Представление должно продолжаться - страница 4
У меня на Лунной Вилле тоже состоялся митинг. Даже два. Отдельно – больных и отдельно – служащих. Резолюции наклевывались аналогичные вышеприведенной, с незначительной поправкой на умственное здоровье контингента. Однако я выступил на обоих и повел себя как настоящий контрреволюционер. Любые несогласные с режимом, процедурами, заработком и т. д. могут покинуть заведение с вещами в течение часа, – заявил я. Никаких репрессий не последует, наоборот, будет мною встречено с пониманием, ибо сумасшедший дом теперь снаружи, а у нас на Вилле пока – тихая гавань. Те, кто все-таки останутся, будут неукоснительно соблюдать все мои требования. За нашу и вашу свободу – ура, товарищи душевнобольные!
Из больных еще до всяких митингов ушла Луиза Гвиечелли. На прощание сказала именно то, что я привел выше: сумасшедший дом – снаружи и, кажется, теперь надолго. Я должна быть там, это правильно и справедливо.

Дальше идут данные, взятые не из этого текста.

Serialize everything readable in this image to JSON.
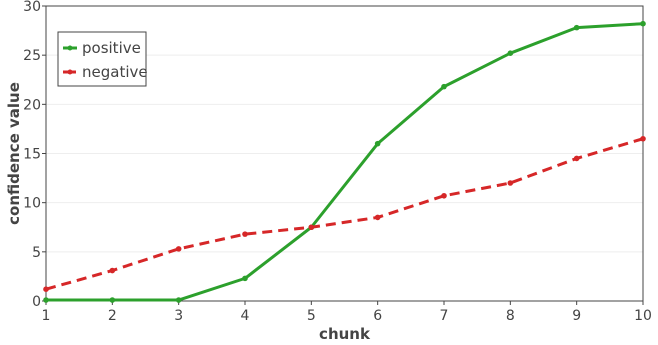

Из персонала разбежалась половина. Оставшимся я удвоил жалованье и обязанности. Пока справляемся. Трое (истопник, прачка и один из санитаров), намитинговавшись и опамятовавшись, уже просились назад. Не взял, конечно.
Как уступку революции, разрешил больным выбрать комитет и издавать газету. Название, по крайней мере, хорошее: «Вести из «желтого дома»».

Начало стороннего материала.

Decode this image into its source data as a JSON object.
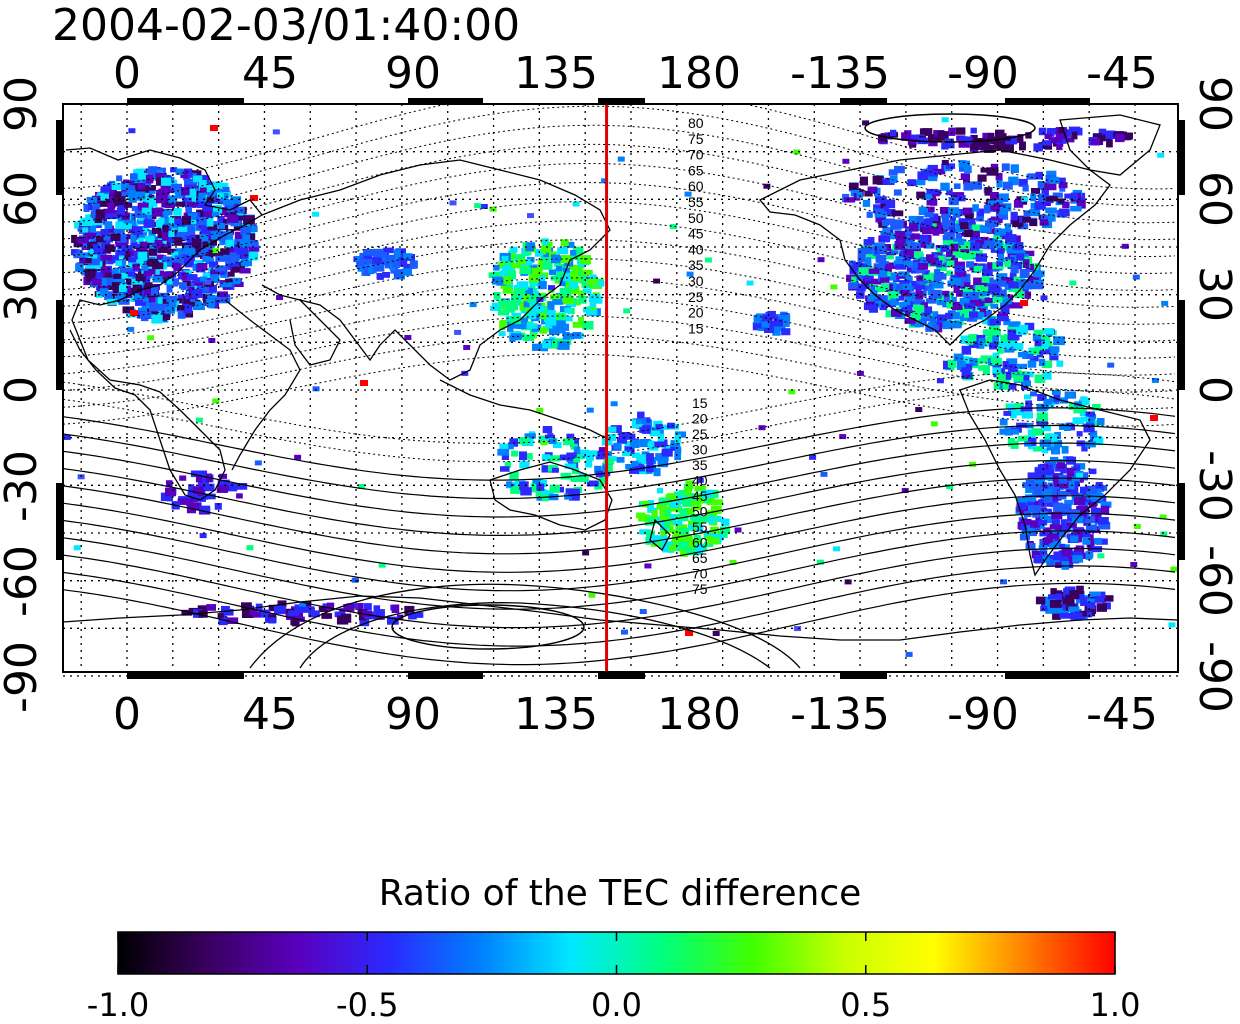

Очень плохо со снабжением. Только два дня хлеб был без карточек. Справятся ли самоназначившиеся в конце концов революционные власти с этой проблемой, удастся ли им организовать регулярную подвозку продовольствия? Ведь железнодорожное сообщение вконец расстроено войной, плюс солдаты, которые едут с фронта десятками и сотнями тысяч. Хотелось бы обмануться, но по-моему, к Петрограду теперь подступает не контрреволюция, а голод…
Аркаша, что говорят в штабах и вообще на фронте: когда кончится эта война?!
– Мне, ей-богу, все равно. На том стою и стоять буду, доколе сил хватит. Все кругом рушится, а люди-то все также горло простужают и животом маются. Я, можно сказать, счастливчик, по нынешним-то временам. Я служу – вы это понять можете? И если хоть раз позволю себе усомниться, выбрать, рассудить: вот этот моего искусства достоин, а этот – слишком уж негодяй, так далее я уже чем угодно буду – только не врачом. Политиком, философом, революционером и носителем классового сознания, если пожелаете… Люди людей по-разному делят. Пролетарии и эксплуататоры, бедные и богатые, нашего племени и не нашего. За разделение, за ошибки кровью платят. Своей и чужой. Мне жить, если пожелаете, просто. Вот деление: больные и здоровые. Больные – моя вотчина, моя работа. Здоровые – мне до них, если честно сказать, и дела никакого нет. Поверите ли, если бы случилось вдруг встретить человека абсолютного здоровья (хотя, право, есть ли теперь такие? У кого вроде и органы все в порядке, так глядишь, с нервами беда бедой – тоже ведь болезнь), так мне с ним, должно быть, и поговорить не о чем стало бы… Смешно даже, как подумаешь, какой я в сущности ограниченный человек стал. А тоже ведь в молодости не дурак был у тетушки в имении, на веранде, под самовар и баранки об идеалах поспорить.
Где границу провести? Вот – разбойник-душегуб, человека убил, руки по локоть в крови. Вроде бы все с ним ясно. Не достоин. А вот банковский мошенник, липовые акции выпустил, после объявил банкротство, сам обогатился, а сотню доверчивых вдов разорил, так половина из них от горя – в чахотку и на кладбище. Это – как? Тоже не достоин? А вот, изволите ли видеть, – борец за народное счастье. Чтоб одних счастливыми сделать, готов мировой пожар раздуть и тысячи других погубить… А тоже человек, катар желудка через свои старания запросто подхватить может. С ним-то как же?